The Free Press, Mankato, MN

September 29, 2012

Our View: Use Libyan attack as call for action, not politics


The Free Press

— It is now being acknowledged that the attack on the U.S. consulate in Libya that ended with four Americans killed including our ambassador was a planned, premeditated attack by terrorists.

Earlier, statements coming from the Obama administration were tying the attacks to mob reaction over an anti-Islam movie trailer that enraged Muslims worldwide. Three days after the attack, White House press secretary Jay Carney said "Let's be clear, these protests were in reaction to a video that had spread to the region." Six days after the attack, U.S. Ambassador to the United Nations Susan Rice said the attack was "spontaneous -- not premeditated."

And Director of National Intelligence James Clapper reportedly told top officials that the terrorist attack was one of opportunity, not pre-meditation.

Thursday, however, Defense Secretary Leon Panetta said there can be no doubt terrorists planned and carried out the attack. Republicans and even some Democrats were accusing the Obama administration of playing down any link to terrorism for the attack.

But Panetta said it took a while for more information to come in before the administration could come to that conclusion. And, he said, investigators are still trying to determine which terrorist group was involved.

And now Secretary of State Hillary Clinton was reported saying the Al Qaeda affiliate in North Africa was involved in the Benghazi attack, and other reports said the militant Ansar al-Shariah was also involved.

White House officials had acknowledged that as intelligence was being processed and confirmed, that assessments of the attack had to change. And they insist no information was given out to downplay the attack or obscure the truth.

That may be so and no evidence has emerged to refute this. But the more worrisome aspect of the response came Thursday when President Obama said "Al Qaeda's on the path to defeat," adding "Bin Laden is dead."

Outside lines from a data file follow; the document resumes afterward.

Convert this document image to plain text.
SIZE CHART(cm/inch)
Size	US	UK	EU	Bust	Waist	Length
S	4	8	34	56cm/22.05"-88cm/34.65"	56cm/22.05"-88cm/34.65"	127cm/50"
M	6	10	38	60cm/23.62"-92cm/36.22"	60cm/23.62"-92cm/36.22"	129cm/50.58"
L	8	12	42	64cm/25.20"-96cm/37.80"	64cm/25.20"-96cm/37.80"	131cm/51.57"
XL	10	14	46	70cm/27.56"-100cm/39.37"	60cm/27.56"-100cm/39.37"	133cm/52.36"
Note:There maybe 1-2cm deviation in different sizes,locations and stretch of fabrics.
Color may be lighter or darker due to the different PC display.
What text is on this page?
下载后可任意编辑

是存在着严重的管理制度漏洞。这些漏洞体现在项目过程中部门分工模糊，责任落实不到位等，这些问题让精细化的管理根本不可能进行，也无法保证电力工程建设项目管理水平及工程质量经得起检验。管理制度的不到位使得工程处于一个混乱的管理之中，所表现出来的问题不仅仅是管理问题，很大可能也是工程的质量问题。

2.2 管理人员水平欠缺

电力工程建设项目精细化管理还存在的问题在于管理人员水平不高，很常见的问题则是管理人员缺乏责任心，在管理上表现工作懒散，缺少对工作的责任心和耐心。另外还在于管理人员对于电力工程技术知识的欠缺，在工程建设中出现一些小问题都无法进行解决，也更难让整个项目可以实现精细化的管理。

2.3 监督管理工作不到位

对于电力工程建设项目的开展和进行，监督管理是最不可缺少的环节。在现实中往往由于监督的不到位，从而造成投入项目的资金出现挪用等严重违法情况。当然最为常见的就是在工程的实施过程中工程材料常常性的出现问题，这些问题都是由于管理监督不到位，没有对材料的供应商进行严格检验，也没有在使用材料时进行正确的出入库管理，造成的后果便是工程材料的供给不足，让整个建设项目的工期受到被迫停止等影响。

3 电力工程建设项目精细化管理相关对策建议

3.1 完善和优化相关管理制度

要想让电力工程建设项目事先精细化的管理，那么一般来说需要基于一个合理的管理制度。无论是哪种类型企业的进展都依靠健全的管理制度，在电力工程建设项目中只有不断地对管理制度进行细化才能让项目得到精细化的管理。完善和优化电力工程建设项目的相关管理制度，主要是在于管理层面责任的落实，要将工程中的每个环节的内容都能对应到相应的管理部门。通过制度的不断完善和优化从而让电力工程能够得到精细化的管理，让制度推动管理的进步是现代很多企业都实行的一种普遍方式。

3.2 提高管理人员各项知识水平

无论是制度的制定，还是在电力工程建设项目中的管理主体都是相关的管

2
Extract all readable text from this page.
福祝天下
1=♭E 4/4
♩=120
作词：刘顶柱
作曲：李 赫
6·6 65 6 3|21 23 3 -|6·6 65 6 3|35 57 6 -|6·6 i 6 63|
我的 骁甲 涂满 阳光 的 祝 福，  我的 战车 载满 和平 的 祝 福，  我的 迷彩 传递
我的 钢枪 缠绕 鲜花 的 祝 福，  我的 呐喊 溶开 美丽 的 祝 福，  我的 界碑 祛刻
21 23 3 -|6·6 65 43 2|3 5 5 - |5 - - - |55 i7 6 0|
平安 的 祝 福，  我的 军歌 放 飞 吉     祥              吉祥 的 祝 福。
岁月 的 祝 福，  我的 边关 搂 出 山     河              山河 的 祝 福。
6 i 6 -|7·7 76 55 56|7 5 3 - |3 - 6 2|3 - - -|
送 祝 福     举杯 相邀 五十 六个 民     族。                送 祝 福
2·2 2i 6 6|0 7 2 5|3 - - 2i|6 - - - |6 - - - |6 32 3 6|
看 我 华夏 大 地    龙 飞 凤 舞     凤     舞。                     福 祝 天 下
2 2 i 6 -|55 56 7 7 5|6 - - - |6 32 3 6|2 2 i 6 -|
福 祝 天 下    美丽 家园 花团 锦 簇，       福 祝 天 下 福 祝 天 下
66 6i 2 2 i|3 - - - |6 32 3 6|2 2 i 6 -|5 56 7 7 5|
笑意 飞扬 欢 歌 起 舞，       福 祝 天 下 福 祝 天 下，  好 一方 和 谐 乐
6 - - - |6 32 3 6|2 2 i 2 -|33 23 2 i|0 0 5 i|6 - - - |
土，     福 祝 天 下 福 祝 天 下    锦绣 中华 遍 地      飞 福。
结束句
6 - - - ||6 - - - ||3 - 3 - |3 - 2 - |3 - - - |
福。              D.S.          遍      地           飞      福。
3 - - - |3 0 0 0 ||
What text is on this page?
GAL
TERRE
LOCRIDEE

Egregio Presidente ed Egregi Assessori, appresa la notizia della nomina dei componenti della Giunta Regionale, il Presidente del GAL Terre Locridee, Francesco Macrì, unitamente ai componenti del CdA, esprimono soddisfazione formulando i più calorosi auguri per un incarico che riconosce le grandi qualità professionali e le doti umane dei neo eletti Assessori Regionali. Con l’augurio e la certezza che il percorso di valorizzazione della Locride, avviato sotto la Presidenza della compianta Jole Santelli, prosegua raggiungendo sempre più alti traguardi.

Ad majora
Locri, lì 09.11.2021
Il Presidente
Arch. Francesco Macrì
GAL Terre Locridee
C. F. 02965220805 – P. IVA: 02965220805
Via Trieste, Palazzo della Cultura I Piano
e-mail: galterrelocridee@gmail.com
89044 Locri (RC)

Yes, Bin Laden is dead but that in no way means terrorism is waning. There continue to be reports of terrorism in Kenya, Pakistan, Afghanistan, Iraq, Nigeria, Rwanda, Syria and more.

In fact, the FBI, which has been dispatched to Libya to lead the investigation of the consulate attack, still has not reached Benghazi, two weeks after the attack. Why? Fear for their safety.

We should not labor on the useless exercise of partisan finger pointing "What did people know and when did they know it?"

Rather, we need an honest assessment of terrorism in the world, acknowledge it is very much alive and determine what will be our best efforts on how to protect our interests and our citizens. Let's show leadership with an intelligent bipartisan, yes, even global discussion of how to curb it.